As such, leaning towards the first approach (Route1) mentioned above i.e. with a MetaDocumentAggregator
that has a list of retrievers. Please flag any issue that might cause (i.e. having list[<another_component>]
inside a component. I think there won't be an issue with (de)-serialization. But can't think of other problems except of course that it goes somewhat against the multiple small components approach.
Next: I'll update the proposal to reflect this.
Route 1
Route 2
As such, leaning towards the first approach (Route1) mentioned above i.e. with a MetaDocumentAggregator that has a list of retrievers.

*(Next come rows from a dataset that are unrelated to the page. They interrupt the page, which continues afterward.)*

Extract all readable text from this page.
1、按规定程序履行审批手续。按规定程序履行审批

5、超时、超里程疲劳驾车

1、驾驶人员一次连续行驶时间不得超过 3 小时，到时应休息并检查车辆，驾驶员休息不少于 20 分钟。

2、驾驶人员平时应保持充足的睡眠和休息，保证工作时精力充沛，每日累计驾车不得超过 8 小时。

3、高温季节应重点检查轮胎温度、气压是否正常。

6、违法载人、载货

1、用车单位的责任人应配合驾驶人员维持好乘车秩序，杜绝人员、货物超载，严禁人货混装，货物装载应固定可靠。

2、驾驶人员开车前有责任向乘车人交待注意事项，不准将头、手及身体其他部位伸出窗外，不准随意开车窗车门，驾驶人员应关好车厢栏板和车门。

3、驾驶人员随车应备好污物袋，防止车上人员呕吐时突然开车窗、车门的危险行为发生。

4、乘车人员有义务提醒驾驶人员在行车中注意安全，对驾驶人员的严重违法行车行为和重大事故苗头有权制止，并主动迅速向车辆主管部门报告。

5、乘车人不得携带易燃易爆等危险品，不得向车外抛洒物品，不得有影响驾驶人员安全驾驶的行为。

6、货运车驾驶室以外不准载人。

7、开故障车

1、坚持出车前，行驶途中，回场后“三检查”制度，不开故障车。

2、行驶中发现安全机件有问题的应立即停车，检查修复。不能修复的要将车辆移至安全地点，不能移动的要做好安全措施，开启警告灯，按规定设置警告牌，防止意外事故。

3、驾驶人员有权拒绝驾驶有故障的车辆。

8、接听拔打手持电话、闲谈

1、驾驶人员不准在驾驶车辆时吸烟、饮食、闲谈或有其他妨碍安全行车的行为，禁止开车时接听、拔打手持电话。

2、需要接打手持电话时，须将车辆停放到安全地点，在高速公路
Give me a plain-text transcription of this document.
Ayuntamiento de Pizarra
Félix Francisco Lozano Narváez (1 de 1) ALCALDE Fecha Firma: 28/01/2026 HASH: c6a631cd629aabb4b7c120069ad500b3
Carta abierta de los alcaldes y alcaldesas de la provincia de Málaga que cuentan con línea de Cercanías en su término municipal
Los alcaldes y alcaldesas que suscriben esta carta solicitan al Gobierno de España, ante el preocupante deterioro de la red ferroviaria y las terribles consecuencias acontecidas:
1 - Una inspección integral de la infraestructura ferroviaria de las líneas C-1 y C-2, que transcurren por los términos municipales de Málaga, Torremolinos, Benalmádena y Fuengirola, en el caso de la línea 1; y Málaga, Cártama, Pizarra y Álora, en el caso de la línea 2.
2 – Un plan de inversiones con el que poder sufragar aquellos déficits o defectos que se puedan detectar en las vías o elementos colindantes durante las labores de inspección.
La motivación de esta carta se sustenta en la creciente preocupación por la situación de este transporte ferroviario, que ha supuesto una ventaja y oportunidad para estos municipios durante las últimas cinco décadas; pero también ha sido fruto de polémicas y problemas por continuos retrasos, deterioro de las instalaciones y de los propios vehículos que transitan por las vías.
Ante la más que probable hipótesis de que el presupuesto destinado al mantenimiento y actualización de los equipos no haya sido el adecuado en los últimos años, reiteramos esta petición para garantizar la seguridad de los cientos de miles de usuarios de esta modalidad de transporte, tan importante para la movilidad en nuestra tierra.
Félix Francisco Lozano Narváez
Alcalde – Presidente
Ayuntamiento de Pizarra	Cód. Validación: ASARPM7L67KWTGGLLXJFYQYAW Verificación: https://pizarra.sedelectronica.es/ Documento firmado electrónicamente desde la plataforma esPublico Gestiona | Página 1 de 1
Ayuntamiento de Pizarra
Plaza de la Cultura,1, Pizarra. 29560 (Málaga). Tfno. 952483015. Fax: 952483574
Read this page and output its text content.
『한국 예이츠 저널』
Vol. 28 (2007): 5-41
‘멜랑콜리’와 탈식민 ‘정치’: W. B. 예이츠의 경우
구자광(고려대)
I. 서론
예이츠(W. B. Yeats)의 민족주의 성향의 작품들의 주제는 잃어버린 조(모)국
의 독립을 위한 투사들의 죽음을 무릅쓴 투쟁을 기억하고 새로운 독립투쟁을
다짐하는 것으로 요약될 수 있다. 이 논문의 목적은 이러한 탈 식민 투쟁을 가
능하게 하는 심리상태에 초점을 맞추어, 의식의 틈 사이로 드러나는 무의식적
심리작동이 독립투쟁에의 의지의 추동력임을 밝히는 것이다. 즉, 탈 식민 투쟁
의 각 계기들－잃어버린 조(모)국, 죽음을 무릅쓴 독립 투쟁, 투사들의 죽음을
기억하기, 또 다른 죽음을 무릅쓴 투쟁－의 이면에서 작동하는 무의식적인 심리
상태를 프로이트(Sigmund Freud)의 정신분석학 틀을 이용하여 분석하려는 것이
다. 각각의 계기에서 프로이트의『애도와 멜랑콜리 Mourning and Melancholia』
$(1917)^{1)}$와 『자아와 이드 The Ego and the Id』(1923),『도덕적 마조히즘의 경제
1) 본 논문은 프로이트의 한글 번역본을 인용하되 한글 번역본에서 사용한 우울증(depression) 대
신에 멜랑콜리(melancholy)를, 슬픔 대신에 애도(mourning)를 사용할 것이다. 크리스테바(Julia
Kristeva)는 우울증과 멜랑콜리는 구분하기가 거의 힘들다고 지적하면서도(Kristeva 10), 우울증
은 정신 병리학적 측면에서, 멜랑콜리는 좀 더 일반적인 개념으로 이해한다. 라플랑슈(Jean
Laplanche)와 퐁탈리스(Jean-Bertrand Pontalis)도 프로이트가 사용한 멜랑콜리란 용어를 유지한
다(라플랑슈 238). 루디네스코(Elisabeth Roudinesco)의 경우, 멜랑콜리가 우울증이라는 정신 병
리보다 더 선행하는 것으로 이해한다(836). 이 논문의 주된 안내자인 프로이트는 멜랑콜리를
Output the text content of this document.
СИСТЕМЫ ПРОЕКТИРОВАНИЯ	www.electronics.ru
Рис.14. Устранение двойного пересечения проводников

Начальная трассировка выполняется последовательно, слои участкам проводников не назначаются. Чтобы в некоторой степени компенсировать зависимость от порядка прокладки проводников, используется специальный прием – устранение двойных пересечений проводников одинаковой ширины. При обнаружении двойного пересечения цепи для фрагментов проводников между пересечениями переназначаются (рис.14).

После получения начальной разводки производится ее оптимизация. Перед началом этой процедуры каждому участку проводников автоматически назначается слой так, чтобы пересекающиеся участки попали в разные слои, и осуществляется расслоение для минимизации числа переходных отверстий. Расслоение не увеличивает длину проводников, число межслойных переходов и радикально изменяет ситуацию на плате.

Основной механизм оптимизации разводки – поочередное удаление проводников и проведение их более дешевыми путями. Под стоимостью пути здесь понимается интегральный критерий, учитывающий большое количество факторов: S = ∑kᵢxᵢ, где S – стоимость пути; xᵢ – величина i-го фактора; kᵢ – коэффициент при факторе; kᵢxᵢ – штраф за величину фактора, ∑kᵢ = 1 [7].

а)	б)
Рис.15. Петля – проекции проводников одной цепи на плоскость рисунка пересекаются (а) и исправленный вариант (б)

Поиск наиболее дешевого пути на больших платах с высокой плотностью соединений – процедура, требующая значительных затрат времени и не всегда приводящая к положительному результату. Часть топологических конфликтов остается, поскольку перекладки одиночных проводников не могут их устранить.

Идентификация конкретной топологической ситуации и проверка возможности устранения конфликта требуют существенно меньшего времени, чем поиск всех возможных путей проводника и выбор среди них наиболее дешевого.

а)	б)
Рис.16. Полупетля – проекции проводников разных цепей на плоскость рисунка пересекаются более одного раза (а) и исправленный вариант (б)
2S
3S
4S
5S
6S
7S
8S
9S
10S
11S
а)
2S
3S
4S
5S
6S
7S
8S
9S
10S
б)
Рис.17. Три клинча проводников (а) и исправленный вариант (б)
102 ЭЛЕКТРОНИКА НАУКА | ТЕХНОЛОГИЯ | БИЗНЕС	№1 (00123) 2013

Yeah I think I am also leaning towards this approach. I think using this it would be easier to perform checks on the incoming documents as well from the FilterRetriever in this case. For example, we will want to enforce that all incoming documents to the MetaDocumentAggregator all share the same value in the provided meta key (agg_key
in your colab).
Revisiting this as part of v2 migrations. Considering a third route (also again added to the Colab Notebook):
To summarize:
We want to do two things based on resultant documents from the filter retriever:
- Run multiple retrievers for each document to get a set of similar documents.
- Group/aggregate the documents from 1 based on an agg_key
Route 1 above does both things inside a single component.
Route 2 creates one component for 2 and tries to run 1 without a wrapper component for the retrievers but this doesn't seem to be possible.
Route 3 creates one component for 1 (SimilarDocumentsRetriever
) and one for 2 (DocumentMetaAggregator
).
Leaning towards Route3 now as it results in smaller and possibly independently reusable components. E.g. "SimilarDocuments to a select group of documents from previous result" or "Aggregate/group the result from a query based on metadata using DocumentMetaAggregator"
This issue is stale because it has been open 30 days with no activity. Remove stale label or comment or this will be closed in 10 days.